As a working mom, I wish people would stop judging me thinking I wont’t be able to manage healthy food for kids. Worse is when they ask me, “How do you manage to feed your daughter,?” “Are you able to feed her enough healthy food?”
And if it were limited till these annoying questions, I would still have let it pass. But things become really hot under the collar when I get judged each time my kid is seen with an ice-cream or a candy. But, then I have learnt to ignore the stares and stick to what I can manage. And here are some healthy food ideas that have worked for me which ensure my kids are heartily-fed and clocking in all the nutrition milestones.
1. I get my snacks customised
- I am not convinced about the readymade snacks available in the market and so enlisted the help of a home chef to make me healthy food—atta cookies, roasted makhanas, dry fruit mix, granolas, muffins (I give instructions to swap oil with butter), bread, theplas, mixed namkeens and so on. Prepare a menu of wanted items and share your specifications.

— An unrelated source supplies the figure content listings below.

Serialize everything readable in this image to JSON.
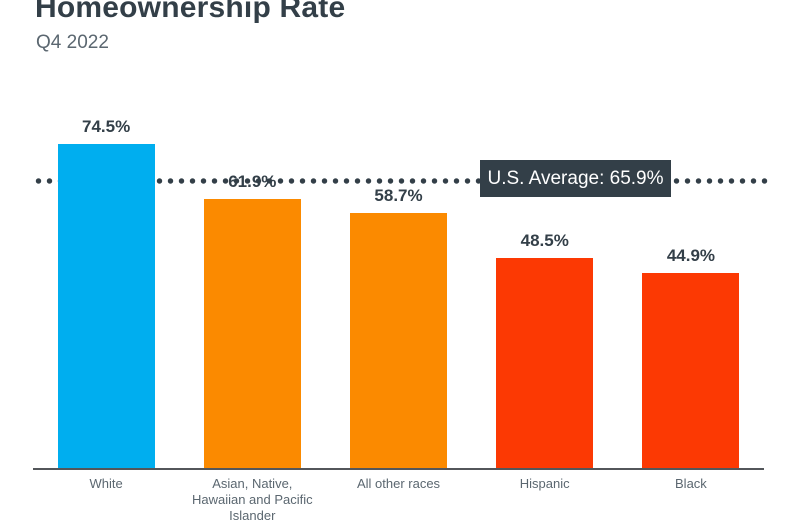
{
  "header": {
    "title": "Homeownership Rate",
    "subtitle": "Q4 2022"
  },
  "chart_data": {
    "type": "bar",
    "title": "Homeownership Rate",
    "subtitle": "Q4 2022",
    "categories": [
      "White",
      "Asian, Native, Hawaiian and Pacific Islander",
      "All other races",
      "Hispanic",
      "Black"
    ],
    "values": [
      74.5,
      61.9,
      58.7,
      48.5,
      44.9
    ],
    "value_labels": [
      "74.5%",
      "61.9%",
      "58.7%",
      "48.5%",
      "44.9%"
    ],
    "bar_colors": [
      "#00AEEF",
      "#FB8A00",
      "#FB8A00",
      "#FC3903",
      "#FC3903"
    ],
    "reference_line": {
      "label": "U.S. Average: 65.9%",
      "value": 65.9,
      "style": "dotted",
      "color": "#333F48"
    },
    "xlabel": "",
    "ylabel": "",
    "ylim": [
      0,
      85
    ],
    "grid": false,
    "legend": false
  },
  "colors": {
    "title_text": "#333F48",
    "subtitle_text": "#5B6770",
    "bar_blue": "#00AEEF",
    "bar_orange": "#FB8A00",
    "bar_red": "#FC3903",
    "average_badge_bg": "#333F48",
    "average_badge_text": "#ffffff",
    "axis": "#53565A"
  }
}
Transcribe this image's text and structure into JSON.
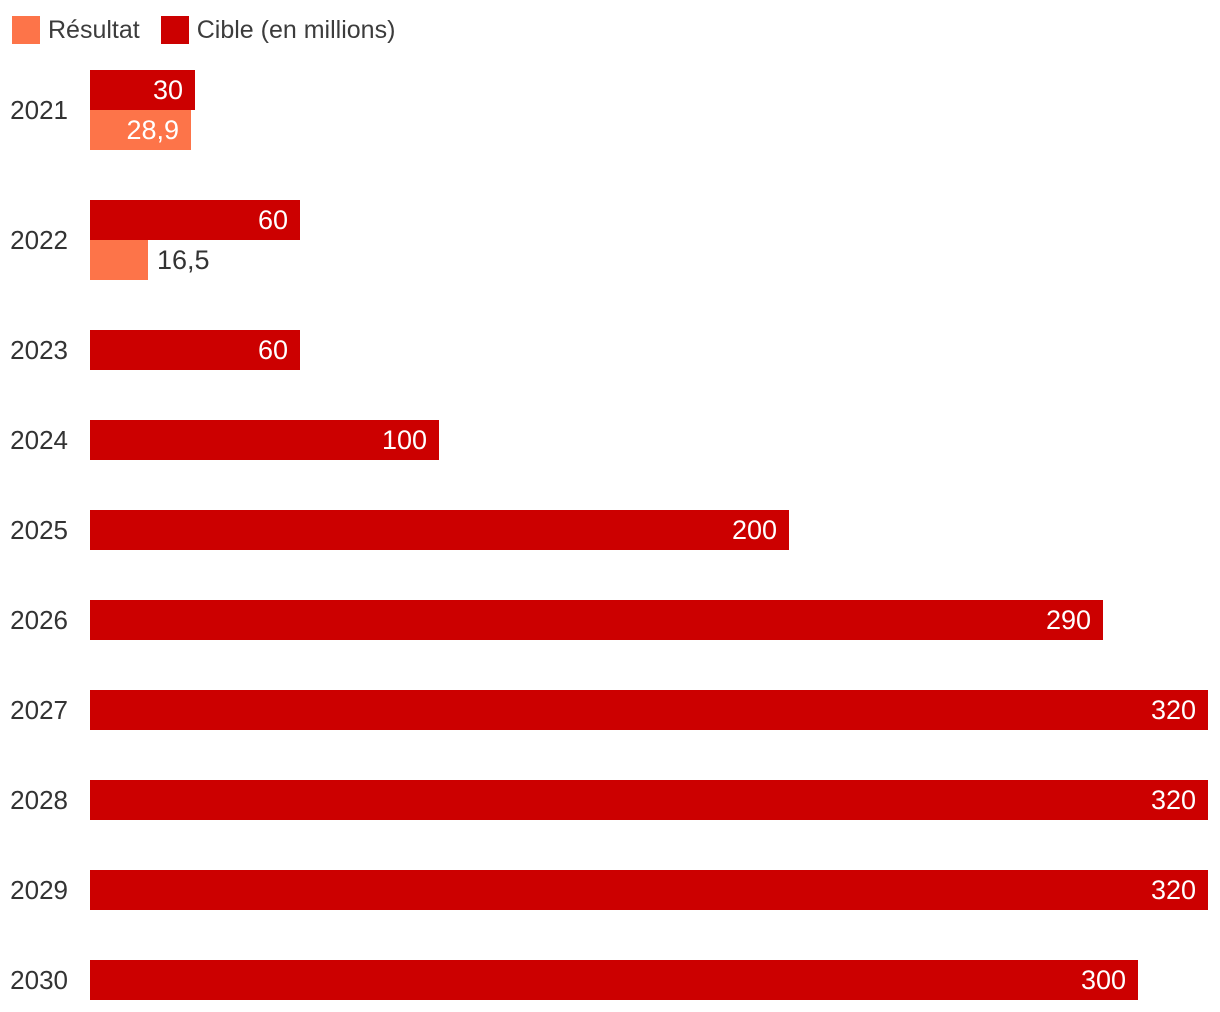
{
  "legend": [
    {
      "label": "Résultat",
      "color": "#fd7449",
      "series_key": "resultat"
    },
    {
      "label": "Cible (en millions)",
      "color": "#cc0000",
      "series_key": "cible"
    }
  ],
  "colors": {
    "cible": "#cc0000",
    "resultat": "#fd7449",
    "axis_text": "#333333",
    "label_inside": "#ffffff",
    "label_outside": "#333333",
    "background": "#ffffff"
  },
  "chart_data": {
    "type": "bar",
    "orientation": "horizontal",
    "title": "",
    "xlabel": "",
    "ylabel": "",
    "xlim": [
      0,
      320
    ],
    "grid": false,
    "legend_position": "top-left",
    "decimal_separator": ",",
    "categories": [
      "2021",
      "2022",
      "2023",
      "2024",
      "2025",
      "2026",
      "2027",
      "2028",
      "2029",
      "2030"
    ],
    "series": [
      {
        "name": "Cible (en millions)",
        "color": "#cc0000",
        "values": [
          30,
          60,
          60,
          100,
          200,
          290,
          320,
          320,
          320,
          300
        ],
        "labels": [
          "30",
          "60",
          "60",
          "100",
          "200",
          "290",
          "320",
          "320",
          "320",
          "300"
        ]
      },
      {
        "name": "Résultat",
        "color": "#fd7449",
        "values": [
          28.9,
          16.5,
          null,
          null,
          null,
          null,
          null,
          null,
          null,
          null
        ],
        "labels": [
          "28,9",
          "16,5",
          null,
          null,
          null,
          null,
          null,
          null,
          null,
          null
        ]
      }
    ]
  }
}
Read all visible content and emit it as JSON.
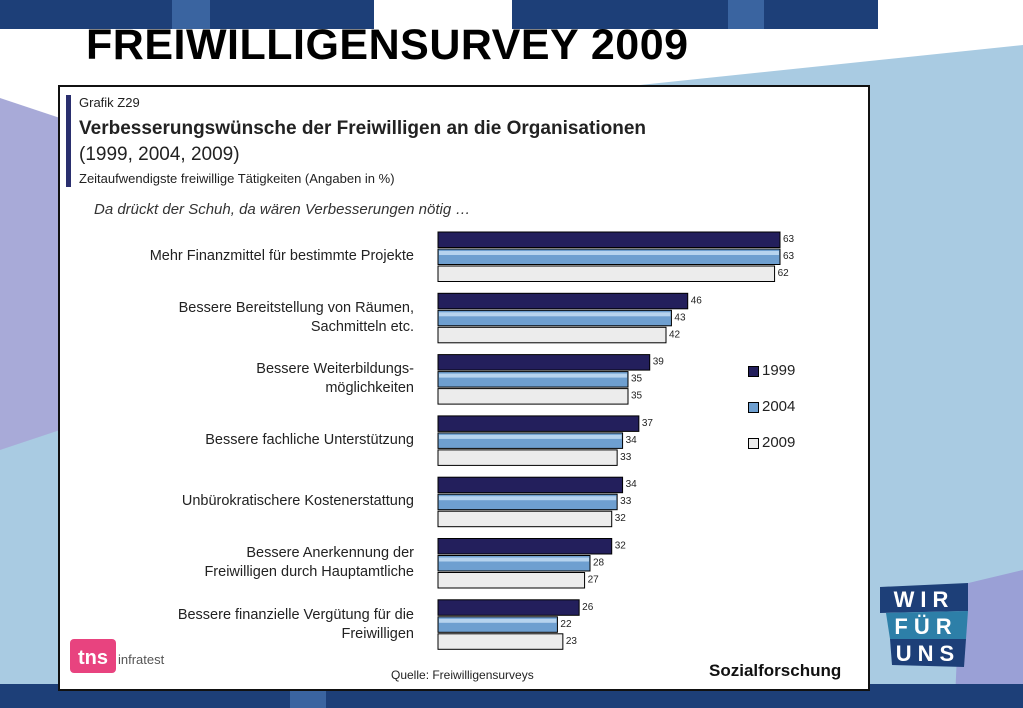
{
  "slide": {
    "title": "FREIWILLIGENSURVEY 2009"
  },
  "chart_panel": {
    "grafik_label": "Grafik Z29",
    "title": "Verbesserungswünsche der Freiwilligen an die Organisationen",
    "years_line": "(1999, 2004, 2009)",
    "subtitle": "Zeitaufwendigste freiwillige Tätigkeiten (Angaben in %)",
    "question": "Da drückt der Schuh, da wären Verbesserungen nötig …",
    "source": "Quelle: Freiwilligensurveys",
    "brand": "Sozialforschung"
  },
  "logos": {
    "tns_text": "tns",
    "infratest_text": "infratest",
    "wfu_row1": "WIR",
    "wfu_row2": "FÜR",
    "wfu_row3": "UNS"
  },
  "colors": {
    "series_1999": "#231f5c",
    "series_2004": "#6e9fd0",
    "series_2009": "#ececec",
    "tns_pink": "#e8437f",
    "wfu_navy": "#1d3f78",
    "wfu_teal": "#2d7fa8"
  },
  "chart_data": {
    "type": "bar",
    "orientation": "horizontal",
    "categories": [
      [
        "Mehr Finanzmittel für bestimmte Projekte"
      ],
      [
        "Bessere Bereitstellung von Räumen,",
        "Sachmitteln etc."
      ],
      [
        "Bessere Weiterbildungs-",
        "möglichkeiten"
      ],
      [
        "Bessere fachliche Unterstützung"
      ],
      [
        "Unbürokratischere Kostenerstattung"
      ],
      [
        "Bessere Anerkennung der",
        "Freiwilligen durch Hauptamtliche"
      ],
      [
        "Bessere finanzielle Vergütung für die",
        "Freiwilligen"
      ]
    ],
    "series": [
      {
        "name": "1999",
        "values": [
          63,
          46,
          39,
          37,
          34,
          32,
          26
        ]
      },
      {
        "name": "2004",
        "values": [
          63,
          43,
          35,
          34,
          33,
          28,
          22
        ]
      },
      {
        "name": "2009",
        "values": [
          62,
          42,
          35,
          33,
          32,
          27,
          23
        ]
      }
    ],
    "value_labels": true,
    "xlim": [
      0,
      63
    ],
    "legend_position": "right"
  }
}
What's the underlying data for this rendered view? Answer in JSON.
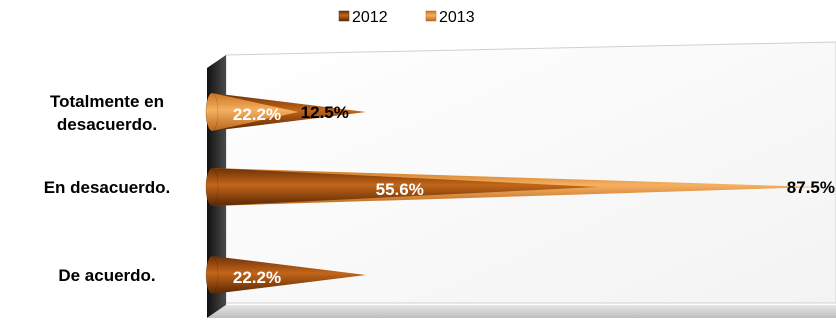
{
  "colors": {
    "series_2012": "#a14e0c",
    "series_2013": "#e8902e",
    "wall": "#2b2b2b",
    "floor": "#d3d3d3"
  },
  "chart_data": {
    "type": "bar",
    "orientation": "horizontal",
    "style": "3d-cone",
    "categories": [
      "Totalmente en desacuerdo.",
      "En desacuerdo.",
      "De acuerdo."
    ],
    "category_lines": [
      [
        "Totalmente en",
        "desacuerdo."
      ],
      [
        "En desacuerdo."
      ],
      [
        "De acuerdo."
      ]
    ],
    "series": [
      {
        "name": "2012",
        "values": [
          22.2,
          55.6,
          22.2
        ],
        "labels": [
          "22.2%",
          "55.6%",
          "22.2%"
        ]
      },
      {
        "name": "2013",
        "values": [
          12.5,
          87.5,
          0
        ],
        "labels": [
          "12.5%",
          "87.5%",
          ""
        ]
      }
    ],
    "unit": "%",
    "xlim": [
      0,
      90
    ],
    "legend_position": "top",
    "grid": false,
    "title": "",
    "xlabel": "",
    "ylabel": ""
  }
}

- I keep snacks in easy-to-open transparent containers for my kid to grab when she wants.
- Same for beverages. My beverage concentrates are customised with less sugar and fewer preservatives—aam panna, kokum concentrate are kept handy in the fridge. Milkshakes, smoothies, lassis are kept in the fridge in the morning for children to pick up and drink.
2. I model healthy eating habits
I eat fruits/salads myself and have put my kids into the same habit. You will always find fruits, vegetables (cucumbers, kakri, carrots especially) in my fridge and dips such as hummus and baba ghanoush stocked.
Plan meals in a way that you can cover all major food groups–protein, carbohydrates, antioxidants from vegetables/fruits, and a dairy item–together in each meal. Think of solutions like wraps, stuffed paranthas with accompaniments etc.
3. Include all nutrients in each meal
A nutritionist friend advised me to plan my menu to include all the nutrition groups in each meal. Veggies, carbohydrates, protein, calcium, etc. Here are some combinations that work for me to make healthy food for my children:
1. Paneer (protein), with a seasonal vegetable (ant-oxidants from veggies), dahi (dairy and digestive), fruit salad, and roti/rice (carbohydrate)
2. Daal/sambhar (protein), roti/rice.idlis (carbs), salad, sweetened curd with fruits or fruit puree (dairy item and doubles as a dessert too)
3. Stuffed parantha or atta kneaded with grated veggies (carbs and veggies), mix-veg raita (dairy), a piece of fruit, sprouts chaat (protein)
4. Egg curry (protein), rice/roti (carbs), vegetable salad, fruit on the side
It will require forward planning but is really simple once you get the hang of it. Same applies for school tiffins.
4. Pack a healthy punch in each bite
For other days, I try simple, fun tricks such as layering salads in a jar, meals in a wrap (roasted veggies, chicken or lentil patties, cheese all go in one wrap), yogurt parfaits work since maximum food groups can be brought in together in one dish.
5. Keep a special meal in the week
Plan a meal on any day–an only fruits and freshly-squeezed juices meal, or a sautéed veggies and soup meal to ensure the nutrition gaps are covered.
6. Keep a day for indulgences
Ice creams, halwas, pizzas should also be there to keep the fun alive and also give yourself a break from all the planning.
And finally, remember; children will be children. They will eat junk food sometimes, be messy, or un-mindful about food. Keep it simple and don’t give up.